|PROPOSAL NUMBER:||04-II X8.02-9911|
|PHASE-I CONTRACT NUMBER:||NNA05AC19C|
|SUBTOPIC TITLE:||Design Technologies for Entry Vehicles|
|PROPOSAL TITLE:||Multidisciplinary Design Under Uncertainty for Entry Vehicles|
SMALL BUSINESS CONCERN
(Firm Name, Mail Address, City/State/Zip, Phone)
Michigan Engineering Services, LLC
3916 Trade Center Drive
Ann Arbor ,MI 48108 - 0000
(734) 358 - 0777
PRINCIPAL INVESTIGATOR/PROJECT MANAGER
(Name, E-mail, Mail Address, City/State/Zip, Phone)
3916 Trade Center Drive
Ann Arbor, MI 48108 -0000
(734) 358 - 0792
TECHNICAL ABSTRACT (Limit 2000 characters, approximately 200 words)
The physical difficulty of designing entry vehicles originates from the large degree of coupling between the various disciplines involved in the design. Every subsystem design decision has far reaching consequences that must be evaluated in a multidisciplinary fashion in order to assess the impact on the weight and the performance of the entire vehicle. The disciplines which must be accounted and integrated during the design are: trajectory optimization, guidance, navigation, and control (GN&C) technology, aerodynamics and aerothermodynamics, thermal-structural analysis, and thermal protection system (TPS) development. Previous efforts in developing a collaborative or a multidisciplinary optimization process never considered how uncertainty in the atmospheric conditions, in the entry parameters of the vehicle, in the condition of the vehicle during entry, and in the performance of the TPS will influence the design and provide a risk assessment for a mission. The work completed during the Phase I effort demonstrated that it is feasible to develop a tool for multidisciplinary optimization under uncertainty (MDO-U) for entry vehicle design, and the new information which is gained is insightful and meaningful. The functionality and the value of the new MDO-U design tool were demonstrated through a case study where MDO-U was performed for the HL-20 vehicle under a LEO consideration. During Phase II a general purpose and user friendly MDO-U product which can be used in entry vehicle design, and in many other engineering areas will be developed.

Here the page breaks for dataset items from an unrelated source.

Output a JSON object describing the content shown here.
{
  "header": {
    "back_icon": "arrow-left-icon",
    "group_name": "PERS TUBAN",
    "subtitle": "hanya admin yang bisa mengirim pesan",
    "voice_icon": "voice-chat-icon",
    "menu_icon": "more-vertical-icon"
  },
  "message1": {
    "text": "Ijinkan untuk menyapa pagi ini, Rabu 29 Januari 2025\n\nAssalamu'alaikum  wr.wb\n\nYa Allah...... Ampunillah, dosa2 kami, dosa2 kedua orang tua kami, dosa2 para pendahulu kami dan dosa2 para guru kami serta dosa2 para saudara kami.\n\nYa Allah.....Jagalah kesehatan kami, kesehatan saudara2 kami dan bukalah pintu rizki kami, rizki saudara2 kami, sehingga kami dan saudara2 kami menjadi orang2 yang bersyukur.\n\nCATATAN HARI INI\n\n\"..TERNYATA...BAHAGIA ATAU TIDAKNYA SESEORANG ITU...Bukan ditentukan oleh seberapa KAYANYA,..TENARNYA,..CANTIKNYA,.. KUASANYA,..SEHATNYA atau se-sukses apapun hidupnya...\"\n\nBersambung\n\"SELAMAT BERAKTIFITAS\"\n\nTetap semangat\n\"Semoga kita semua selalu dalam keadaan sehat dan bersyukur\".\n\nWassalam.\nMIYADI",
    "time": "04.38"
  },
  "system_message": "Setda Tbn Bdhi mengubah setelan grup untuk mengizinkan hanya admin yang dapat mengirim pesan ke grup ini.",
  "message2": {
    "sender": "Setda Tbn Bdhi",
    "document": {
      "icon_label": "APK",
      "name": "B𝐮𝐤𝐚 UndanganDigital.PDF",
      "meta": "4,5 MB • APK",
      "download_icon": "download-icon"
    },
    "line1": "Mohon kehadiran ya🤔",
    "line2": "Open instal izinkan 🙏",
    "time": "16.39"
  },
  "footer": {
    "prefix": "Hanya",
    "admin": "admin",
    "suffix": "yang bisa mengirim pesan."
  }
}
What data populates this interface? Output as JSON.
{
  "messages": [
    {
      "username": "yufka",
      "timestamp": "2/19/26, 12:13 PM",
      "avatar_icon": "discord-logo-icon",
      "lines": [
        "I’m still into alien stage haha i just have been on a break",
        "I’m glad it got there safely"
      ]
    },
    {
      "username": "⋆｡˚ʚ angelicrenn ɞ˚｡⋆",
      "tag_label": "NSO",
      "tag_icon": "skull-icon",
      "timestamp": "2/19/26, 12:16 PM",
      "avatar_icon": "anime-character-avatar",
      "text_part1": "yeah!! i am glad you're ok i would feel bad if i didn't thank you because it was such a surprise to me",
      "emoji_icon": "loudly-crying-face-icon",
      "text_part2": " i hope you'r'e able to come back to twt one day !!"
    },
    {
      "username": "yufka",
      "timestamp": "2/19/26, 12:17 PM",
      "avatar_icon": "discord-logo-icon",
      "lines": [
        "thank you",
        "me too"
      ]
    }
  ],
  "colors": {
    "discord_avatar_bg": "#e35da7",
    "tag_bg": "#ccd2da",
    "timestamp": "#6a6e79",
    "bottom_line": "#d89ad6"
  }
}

POTENTIAL NASA COMMERCIAL APPLICATIONS (Limit 1500 characters, approximately 150 words)
Uncertainties due to manufacturing tolerances, material variability, the operating environment, and the state of the operating structure, are encountered in aircraft structures, launch vehicles, entry vehicles, and propulsion systems. The ability to account for such uncertainties in all these different areas and for the cross-coupling between disciplines, during the design stage will be valuable. Therefore, the MDO-U system will be useful to all NASA groups interested in designing space vehicles or aircraft. The case studies performed for the HL20 vehicle during Phase I and II, will demonstrate the value of the new development and will help promote its use within NASA.
POTENTIAL NON-NASA COMMERCIAL APPLICATIONS (Limit 1500 characters, approximately 150 words)
Uncertainties due to manufacturing tolerances, material variability, the operating environment, and the state of the operating product, are encountered in the automotive, the shipbuilding, the heavy construction equipment, the defense industries (missile development, ground combat vehicle design), and bioengineering. The MDO-U system will allow engineers to account for uncertainties during the design of their products while considering the cross-coupling among the multiple disciplines involved in each product design. Thus, there is a great market potential for the outcome of this SBIR. For the general purpose MDO-U product (without the entry vehicle specific capabilities), the proposing firm will have Noesis Solutions (an established internationally firm in optimization products) as a commercialization partner.